The key feature of a risk-stratified analysis is that several patient attributes (or risk factors) are combined into a score that describes a single dimension of risk along which treatment effect is likely to vary (almost always on the absolute risk scale, and potentially on the relative risk scale as well). Thus, analyses of this type minimize the major shortcomings of one-variable-at-a-time subgroup analyses (multiple comparisons resulting in false-positive findings and poor statistical power resulting in false-negative findings).

Other methodological issues certainly need to be addressed. Identifying and combining factors that influence additional dimensions of risk, aside from outcome risk, may also be important in determining treatment benefit. These include the risk of treatment-related harm,^{13 ,17 ,21} the risk of competing outcomes unresponsive to therapy, and factors that directly modify treatment effect.⁸ Also, validated multivariate risk indices do not exist for all conditions and outcomes, and those that do exist often show substantially worse performance when tested by independent researchers.

Despite these and other caveats,^{4 ,8} currently there are methods to produce better scientific evidence about the risks and benefits of treatments for patients; however, recommendations continue to be based on crude averages.

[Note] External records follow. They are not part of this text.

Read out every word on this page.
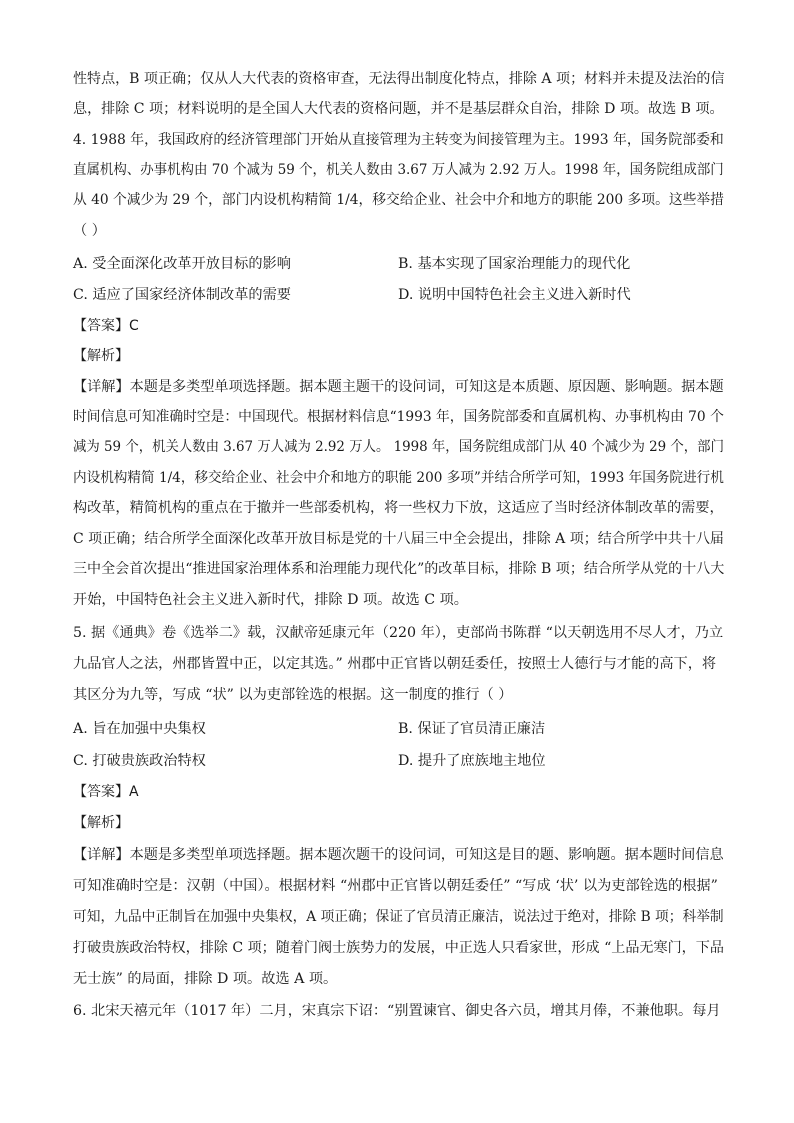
性特点，B 项正确；仅从人大代表的资格审查，无法得出制度化特点，排除 A 项；材料并未提及法治的信
息，排除 C 项；材料说明的是全国人大代表的资格问题，并不是基层群众自治，排除 D 项。故选 B 项。
4. 1988 年，我国政府的经济管理部门开始从直接管理为主转变为间接管理为主。1993 年，国务院部委和
直属机构、办事机构由 70 个减为 59 个，机关人数由 3.67 万人减为 2.92 万人。1998 年，国务院组成部门
从 40 个减少为 29 个，部门内设机构精简 1/4，移交给企业、社会中介和地方的职能 200 多项。这些举措
（ ）
A. 受全面深化改革开放目标的影响	B. 基本实现了国家治理能力的现代化
C. 适应了国家经济体制改革的需要	D. 说明中国特色社会主义进入新时代
【答案】C
【解析】
【详解】本题是多类型单项选择题。据本题主题干的设问词，可知这是本质题、原因题、影响题。据本题
时间信息可知准确时空是：中国现代。根据材料信息“1993 年，国务院部委和直属机构、办事机构由 70 个
减为 59 个，机关人数由 3.67 万人减为 2.92 万人。 1998 年，国务院组成部门从 40 个减少为 29 个，部门
内设机构精简 1/4，移交给企业、社会中介和地方的职能 200 多项”并结合所学可知，1993 年国务院进行机
构改革，精简机构的重点在于撤并一些部委机构，将一些权力下放，这适应了当时经济体制改革的需要，
C 项正确；结合所学全面深化改革开放目标是党的十八届三中全会提出，排除 A 项；结合所学中共十八届
三中全会首次提出“推进国家治理体系和治理能力现代化”的改革目标，排除 B 项；结合所学从党的十八大
开始，中国特色社会主义进入新时代，排除 D 项。故选 C 项。
5. 据《通典》卷《选举二》载，汉献帝延康元年（220 年），吏部尚书陈群 “以天朝选用不尽人才，乃立
九品官人之法，州郡皆置中正，以定其选。” 州郡中正官皆以朝廷委任，按照士人德行与才能的高下，将
其区分为九等，写成 “状” 以为吏部铨选的根据。这一制度的推行（ ）
A. 旨在加强中央集权	B. 保证了官员清正廉洁
C. 打破贵族政治特权	D. 提升了庶族地主地位
【答案】A
【解析】
【详解】本题是多类型单项选择题。据本题次题干的设问词，可知这是目的题、影响题。据本题时间信息
可知准确时空是：汉朝（中国）。根据材料 “州郡中正官皆以朝廷委任” “写成 ‘状’ 以为吏部铨选的根据”
可知，九品中正制旨在加强中央集权，A 项正确；保证了官员清正廉洁，说法过于绝对，排除 B 项；科举制
打破贵族政治特权，排除 C 项；随着门阀士族势力的发展，中正选人只看家世，形成 “上品无寒门，下品
无士族” 的局面，排除 D 项。故选 A 项。
6. 北宋天禧元年（1017 年）二月，宋真宗下诏：“别置谏官、御史各六员，增其月俸，不兼他职。每月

An important barrier to more individualized therapies is not a paucity of good predictors of outcomes and effects, which are already abundant even in the pregenomic era, but the lack of a consistent analytic approach that informs how an individual patient's multiple attributes combine to affect the fundamental determinants of the desirability of treating that patient—the individual's risk of bad outcomes in the absence of the treatment vs the individual's risk of bad outcomes if treated. Multivariate risk-stratified analyses based on easily obtainable clinical variables are often informative and frequently feasible, but rarely performed. Making such analyses standard should be seriously considered.